Our Ongoing Governmental Disaster

This Ross Douthat piece is very good indeed on describing why the Republican shutdown plan was so crazy to begin with, and why indeed no method to Republican plans can be found. I would excerpt favorite parts, but really, one ought to read the whole thing.

While I am citing Douthat, here is another piece of his from which I will excerpt:

. . . I suppose one possible alternative would be for Republicans to step outside the murder-suicide context of shutdowns and debt ceiling brinksmanship, set aside the fantasy of winning major policy victories in divided government, cut a few small deals if possible and otherwise just oppose the president’s agenda on issues like immigration and climate change, and try to win the next two elections on the merits. This is how American political parties normally seek to enact their preferred policies, and the fact that the Republicans and Democrats are currently further apart ideologically than our political parties have traditionally been only strengthens the case for this old-fashioned way of doing things. Want to repeal/replace Obamacare, reform entitlements, do tax reform without tax increases? Go win a presidential election.

Well said. But of course, these days, to suggest that Republicans ought to moderate political positions in order to be able to win an election or two is to be a RiNO, utterly devoid of principles.

I do not want to make too much of the claim that the GOP's political position has become untenable. There are limits to that theory, which Nate Silver discusses in a very informative piece (isn't it interesting that Silver suddenly has fans on the right? A year ago, Silver was under attack from the right for having had the temerity to suggest that Barack Obama would win the presidential election). But as I have (plaintively) mentioned before, wouldn't it have been great if the GOP had avoided shooting itself in both feet, and instead, we had the opportunity to focus on just how incredibly embarrassed the Obama administration and just about every supporter of Obamacare must feel regarding the utterly disastrous rollout of the new health care program?
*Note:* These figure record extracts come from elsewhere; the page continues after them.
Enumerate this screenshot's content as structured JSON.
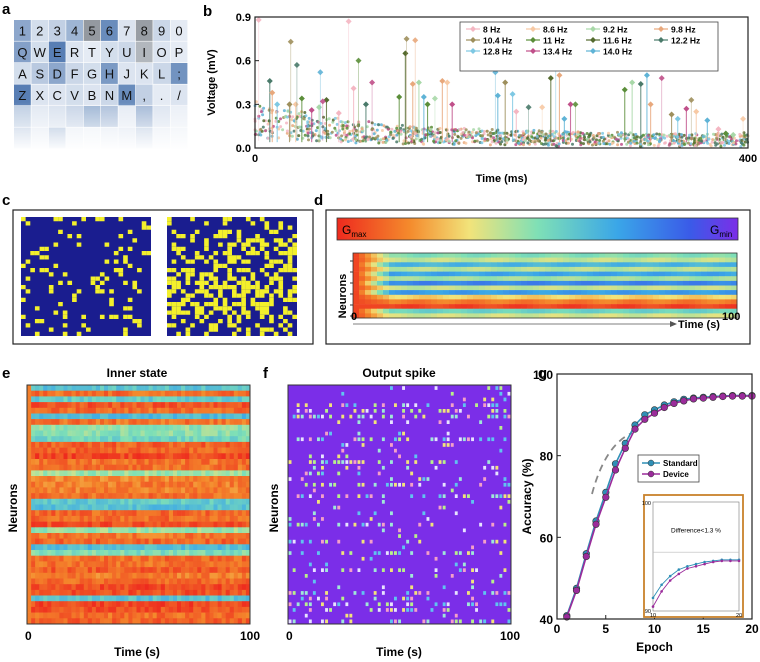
{
  "panels": {
    "a": {
      "label": "a",
      "keyboard": [
        [
          "1",
          "2",
          "3",
          "4",
          "5",
          "6",
          "7",
          "8",
          "9",
          "0"
        ],
        [
          "Q",
          "W",
          "E",
          "R",
          "T",
          "Y",
          "U",
          "I",
          "O",
          "P"
        ],
        [
          "A",
          "S",
          "D",
          "F",
          "G",
          "H",
          "J",
          "K",
          "L",
          ";"
        ],
        [
          "Z",
          "X",
          "C",
          "V",
          "B",
          "N",
          "M",
          ",",
          ".",
          "/"
        ]
      ],
      "key_shades": [
        [
          0.55,
          0.15,
          0.25,
          0.45,
          0.9,
          0.75,
          0.1,
          0.85,
          0.2,
          0.05
        ],
        [
          0.6,
          0.15,
          0.85,
          0.1,
          0.05,
          0.15,
          0.2,
          0.6,
          0.1,
          0.05
        ],
        [
          0.15,
          0.3,
          0.55,
          0.2,
          0.15,
          0.65,
          0.1,
          0.1,
          0.2,
          0.7
        ],
        [
          0.85,
          0.1,
          0.1,
          0.15,
          0.1,
          0.2,
          0.75,
          0.25,
          0.05,
          0.1
        ]
      ],
      "key_colors": {
        "light": "#eef2f8",
        "blue": "#3d6aa8",
        "grey": "#8a8f96"
      }
    },
    "b": {
      "label": "b",
      "chart_data": {
        "type": "scatter",
        "xlabel": "Time (ms)",
        "ylabel": "Voltage (mV)",
        "xlim": [
          0,
          400
        ],
        "ylim": [
          0,
          0.9
        ],
        "xticks": [
          0,
          400
        ],
        "yticks": [
          0.0,
          0.3,
          0.6,
          0.9
        ],
        "legend": [
          {
            "name": "8 Hz",
            "color": "#f4b6c2"
          },
          {
            "name": "8.6 Hz",
            "color": "#f7c9a4"
          },
          {
            "name": "9.2 Hz",
            "color": "#a8d8a8"
          },
          {
            "name": "9.8 Hz",
            "color": "#e8a87c"
          },
          {
            "name": "10.4 Hz",
            "color": "#9e8f5c"
          },
          {
            "name": "11 Hz",
            "color": "#5b8e3a"
          },
          {
            "name": "11.6 Hz",
            "color": "#556b2f"
          },
          {
            "name": "12.2 Hz",
            "color": "#4a7a6a"
          },
          {
            "name": "12.8 Hz",
            "color": "#7ec8e3"
          },
          {
            "name": "13.4 Hz",
            "color": "#c0508a"
          },
          {
            "name": "14.0 Hz",
            "color": "#5fb3d6"
          }
        ],
        "peaks": [
          {
            "x": 12,
            "y": 0.46,
            "c": 7
          },
          {
            "x": 14,
            "y": 0.38,
            "c": 3
          },
          {
            "x": 18,
            "y": 0.3,
            "c": 8
          },
          {
            "x": 28,
            "y": 0.3,
            "c": 4
          },
          {
            "x": 33,
            "y": 0.3,
            "c": 1
          },
          {
            "x": 38,
            "y": 0.34,
            "c": 5
          },
          {
            "x": 46,
            "y": 0.26,
            "c": 9
          },
          {
            "x": 52,
            "y": 0.28,
            "c": 2
          },
          {
            "x": 58,
            "y": 0.33,
            "c": 6
          },
          {
            "x": 68,
            "y": 0.24,
            "c": 0
          },
          {
            "x": 80,
            "y": 0.41,
            "c": 0
          },
          {
            "x": 90,
            "y": 0.3,
            "c": 7
          },
          {
            "x": 117,
            "y": 0.35,
            "c": 5
          },
          {
            "x": 122,
            "y": 0.65,
            "c": 6
          },
          {
            "x": 128,
            "y": 0.44,
            "c": 3
          },
          {
            "x": 133,
            "y": 0.45,
            "c": 2
          },
          {
            "x": 137,
            "y": 0.35,
            "c": 10
          },
          {
            "x": 140,
            "y": 0.3,
            "c": 5
          },
          {
            "x": 152,
            "y": 0.46,
            "c": 3
          },
          {
            "x": 156,
            "y": 0.45,
            "c": 1
          },
          {
            "x": 160,
            "y": 0.3,
            "c": 9
          },
          {
            "x": 197,
            "y": 0.36,
            "c": 10
          },
          {
            "x": 203,
            "y": 0.45,
            "c": 4
          },
          {
            "x": 209,
            "y": 0.37,
            "c": 8
          },
          {
            "x": 212,
            "y": 0.25,
            "c": 0
          },
          {
            "x": 240,
            "y": 0.48,
            "c": 6
          },
          {
            "x": 247,
            "y": 0.5,
            "c": 3
          },
          {
            "x": 251,
            "y": 0.2,
            "c": 10
          },
          {
            "x": 256,
            "y": 0.3,
            "c": 9
          },
          {
            "x": 300,
            "y": 0.4,
            "c": 5
          },
          {
            "x": 306,
            "y": 0.45,
            "c": 2
          },
          {
            "x": 313,
            "y": 0.44,
            "c": 7
          },
          {
            "x": 318,
            "y": 0.5,
            "c": 10
          },
          {
            "x": 321,
            "y": 0.3,
            "c": 3
          },
          {
            "x": 338,
            "y": 0.23,
            "c": 4
          },
          {
            "x": 343,
            "y": 0.2,
            "c": 8
          },
          {
            "x": 350,
            "y": 0.27,
            "c": 9
          },
          {
            "x": 358,
            "y": 0.25,
            "c": 1
          },
          {
            "x": 367,
            "y": 0.19,
            "c": 10
          },
          {
            "x": 376,
            "y": 0.13,
            "c": 0
          },
          {
            "x": 382,
            "y": 0.1,
            "c": 5
          },
          {
            "x": 388,
            "y": 0.09,
            "c": 2
          }
        ],
        "extra_points": [
          {
            "x": 3,
            "y": 0.88,
            "c": 0
          },
          {
            "x": 29,
            "y": 0.73,
            "c": 4
          },
          {
            "x": 34,
            "y": 0.57,
            "c": 7
          },
          {
            "x": 53,
            "y": 0.52,
            "c": 10
          },
          {
            "x": 55,
            "y": 0.32,
            "c": 9
          },
          {
            "x": 76,
            "y": 0.87,
            "c": 0
          },
          {
            "x": 84,
            "y": 0.6,
            "c": 5
          },
          {
            "x": 95,
            "y": 0.45,
            "c": 9
          },
          {
            "x": 123,
            "y": 0.75,
            "c": 4
          },
          {
            "x": 130,
            "y": 0.74,
            "c": 3
          },
          {
            "x": 146,
            "y": 0.34,
            "c": 2
          },
          {
            "x": 195,
            "y": 0.52,
            "c": 10
          },
          {
            "x": 222,
            "y": 0.28,
            "c": 7
          },
          {
            "x": 233,
            "y": 0.28,
            "c": 1
          },
          {
            "x": 244,
            "y": 0.62,
            "c": 10
          },
          {
            "x": 260,
            "y": 0.3,
            "c": 5
          },
          {
            "x": 330,
            "y": 0.48,
            "c": 9
          },
          {
            "x": 354,
            "y": 0.33,
            "c": 4
          },
          {
            "x": 396,
            "y": 0.2,
            "c": 1
          }
        ]
      }
    },
    "c": {
      "label": "c",
      "grid_colors": {
        "bg": "#1a1d8f",
        "on": "#f3f02c"
      },
      "left_density": 0.12,
      "right_density": 0.45
    },
    "d": {
      "label": "d",
      "colorbar": {
        "gmax": "G",
        "gmax_sub": "max",
        "gmin": "G",
        "gmin_sub": "min"
      },
      "ylabel": "Neurons",
      "xlabel": "Time (s)",
      "xticks": [
        "0",
        "100"
      ],
      "rows": [
        0.5,
        0.4,
        0.65,
        0.42,
        0.7,
        0.45,
        0.78,
        0.4,
        0.72,
        0.3,
        0.15,
        0.05,
        0.55,
        0.38
      ],
      "first_column_value": 0.05
    },
    "e": {
      "label": "e",
      "title": "Inner state",
      "ylabel": "Neurons",
      "xlabel": "Time (s)",
      "xticks": [
        "0",
        "100"
      ]
    },
    "f": {
      "label": "f",
      "title": "Output spike",
      "ylabel": "Neurons",
      "xlabel": "Time (s)",
      "xticks": [
        "0",
        "100"
      ]
    },
    "g": {
      "label": "g",
      "chart_data": {
        "type": "line",
        "xlabel": "Epoch",
        "ylabel": "Accuracy (%)",
        "xlim": [
          0,
          20
        ],
        "ylim": [
          40,
          100
        ],
        "xticks": [
          0,
          5,
          10,
          15,
          20
        ],
        "yticks": [
          40,
          60,
          80,
          100
        ],
        "x": [
          1,
          2,
          3,
          4,
          5,
          6,
          7,
          8,
          9,
          10,
          11,
          12,
          13,
          14,
          15,
          16,
          17,
          18,
          19,
          20
        ],
        "series": [
          {
            "name": "Standard",
            "color": "#2f8fb6",
            "values": [
              40.8,
              47.5,
              56.0,
              64.0,
              71.0,
              78.0,
              83.0,
              87.5,
              90.0,
              91.2,
              92.4,
              93.2,
              93.8,
              94.1,
              94.3,
              94.5,
              94.6,
              94.7,
              94.7,
              94.7
            ]
          },
          {
            "name": "Device",
            "color": "#9b2b9b",
            "values": [
              40.5,
              47.0,
              55.3,
              63.2,
              69.8,
              76.5,
              81.8,
              86.5,
              88.9,
              90.4,
              91.8,
              92.8,
              93.4,
              93.9,
              94.1,
              94.3,
              94.5,
              94.6,
              94.6,
              94.6
            ]
          }
        ],
        "inset": {
          "annotation": "Difference<1.3 %",
          "ytick_top": "100",
          "ytick_bottom": "90",
          "xtick_left": "10",
          "xtick_right": "20"
        }
      }
    }
  }
}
Wouldn't it be better for Republican politicians if they could make fun of the Obama administration's admission that we should expect "months" of glitches with the Obamacare registration program?  Wouldn't it be better for Republican politicians to be able to focus on the fact that Obamacare is already giving consumers bad economic choices, or the fact that a former member of the Obama administration is criticizing the president's handling of the shutdown, or the fact that people like Megan McArdle are now pushing for Obamacare to have a drop-dead date for implementation?

Well yes, all of this would be better. But instead, what we have is a war between the establishment and the Tea Party (and yes, because of the way in which the Tea Party botched strategy and tactics for Republicans, I most certainly do have sympathy for the establishment in this fight, and note that the establishment is not made up of Gerald Ford Republicans, but people like former New Hampshire governor John Sununu, who is no one's idea of a moderate or RiNO). Instead, what we have are concerns that the default has already begun, and while I don't think that any evaporated faith in the United States government "will never return," I certainly think that in the short term, this entire dumb fight has caused a lot of damage to the United States government. At the end of the day, Republicans are going to have to give a lot of ground in negotiations in order to allows the government to re-open and in order to prevent any kind of default, and the tragedy is that the upcoming Republican capitulation would never have been necessary if Republicans did not try to demand things from this fight that they were never going to get in the first place.

I have said before that the Republican stance in forcing the government shutdown, in flirting with a debt ceiling default, and in demanding concessions that they never had any realistic chance of getting was political malpractice of the first order, given the way in which Republican bumbles and stumbles took attention off of the failed Obamacare rollout. I see no reason to back away from that statement.